Stellungnahme zum Gesetzentwurf zur Änderung des AGG
Stellungnahme | Mai 2026
Das Bundeskabinett hat am 6. Mai 2026 den Entwurf eines Zweiten Gesetzes zur Änderung des Allgemeinen Gleichbehandlungsgesetzes (AGG) beschlossen. Der Gesetzentwurf wurde dem Bundesrat zugeleitet und wird am 27./28.05.2026 in den Ausschüssen beraten. Der Gesetzentwurf reagiert auf europarechtliche Anpassungserfordernisse, bringt aber auch eigene Vorstellungen ein. Der Sachverständigenrat für Integration und Migration (SVR) nimmt hierzu Stellung.

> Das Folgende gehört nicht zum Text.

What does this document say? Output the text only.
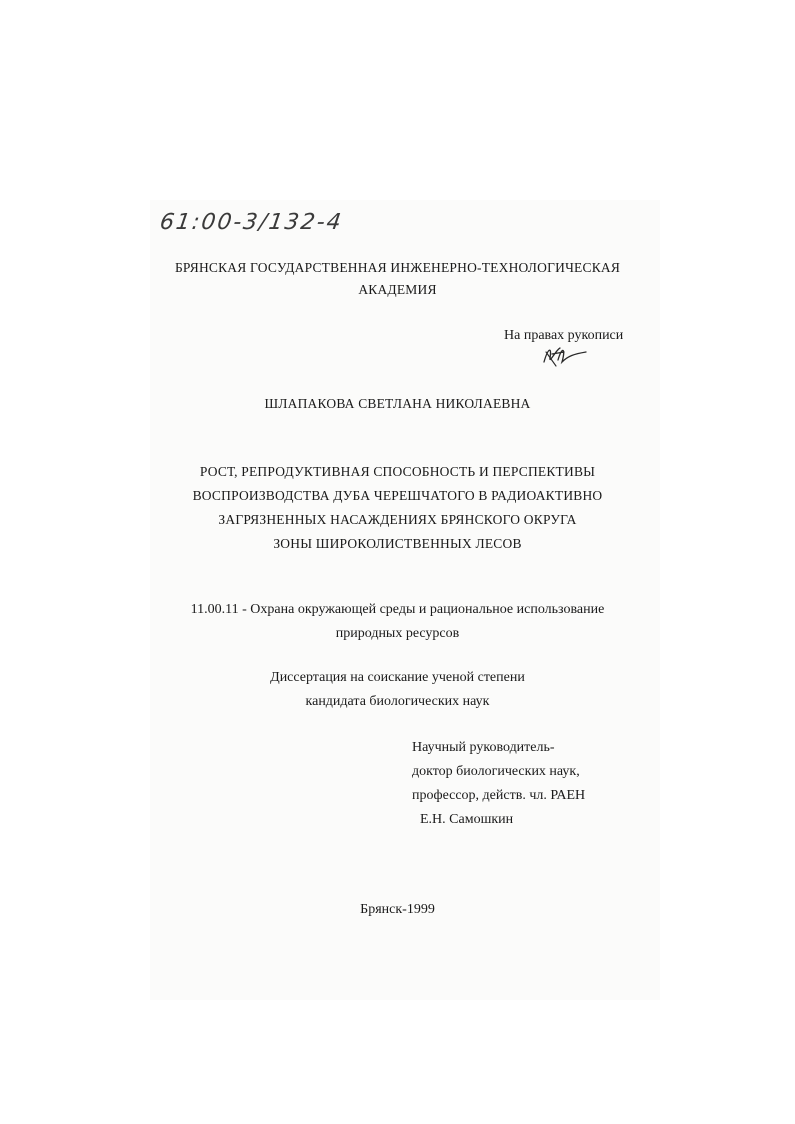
61:00-3/132-4
БРЯНСКАЯ ГОСУДАРСТВЕННАЯ ИНЖЕНЕРНО-ТЕХНОЛОГИЧЕСКАЯ
АКАДЕМИЯ
На правах рукописи
ШЛАПАКОВА СВЕТЛАНА НИКОЛАЕВНА
РОСТ, РЕПРОДУКТИВНАЯ СПОСОБНОСТЬ И ПЕРСПЕКТИВЫ
ВОСПРОИЗВОДСТВА ДУБА ЧЕРЕШЧАТОГО В РАДИОАКТИВНО
ЗАГРЯЗНЕННЫХ НАСАЖДЕНИЯХ БРЯНСКОГО ОКРУГА
ЗОНЫ ШИРОКОЛИСТВЕННЫХ ЛЕСОВ
11.00.11 - Охрана окружающей среды и рациональное использование
природных ресурсов
Диссертация на соискание ученой степени
кандидата биологических наук
Научный руководитель-
доктор биологических наук,
профессор, действ. чл. РАЕН
Е.Н. Самошкин
Брянск-1999
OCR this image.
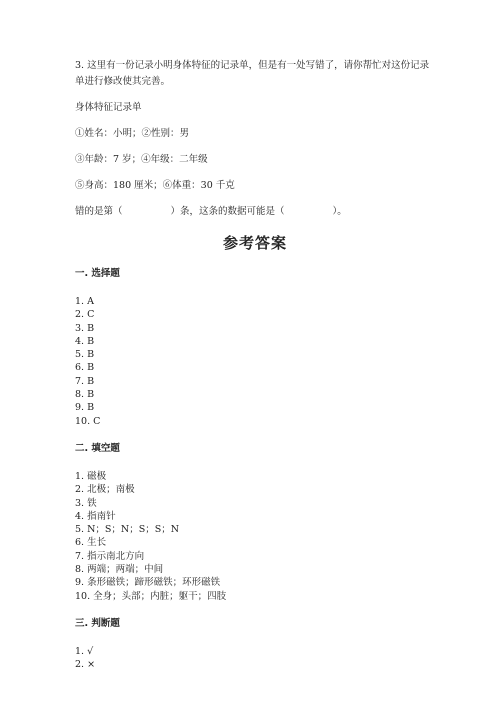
3. 这里有一份记录小明身体特征的记录单，但是有一处写错了，请你帮忙对这份记录单进行修改使其完善。
身体特征记录单
①姓名：小明；②性别：男
③年龄：7 岁；④年级：二年级
⑤身高：180 厘米；⑥体重：30 千克
错的是第（	）条，这条的数据可能是（	）。
参考答案
一. 选择题
1. A
2. C
3. B
4. B
5. B
6. B
7. B
8. B
9. B
10. C
二. 填空题
1. 磁极
2. 北极；南极
3. 铁
4. 指南针
5. N；S；N；S；S；N
6. 生长
7. 指示南北方向
8. 两端；两端；中间
9. 条形磁铁；蹄形磁铁；环形磁铁
10. 全身；头部；内脏；躯干；四肢
三. 判断题
1. √
2. ×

Zum einen bewertet der SVR ausgewählte Änderungen des Gesetzes wie das zivilgesellschaftliche Benachteiligungsverbot, die Änderung der Kirchenklausel, erweiterte Aufgaben der Antidiskriminierungsstelle des Bundes und die um zwei Monate verlängerte Präklusionsfrist. Zum anderen geht der SVR auf Aspekte ein, die nicht in den Gesetzentwurf aufgenommen wurden, wie die nicht erfolgte Umstellung auf kollektiven Rechtschutz. Grundsätzlich begrüßt der SVR die behutsame Reform und sieht Verbesserungen im Sinne eines effektiven Schutzes vor Diskriminierung, bedauert aber, dass der Gesetzentwurf keine Missbrauchsklausel in Bezug auf das sogenannte AGG-Hopping enthält.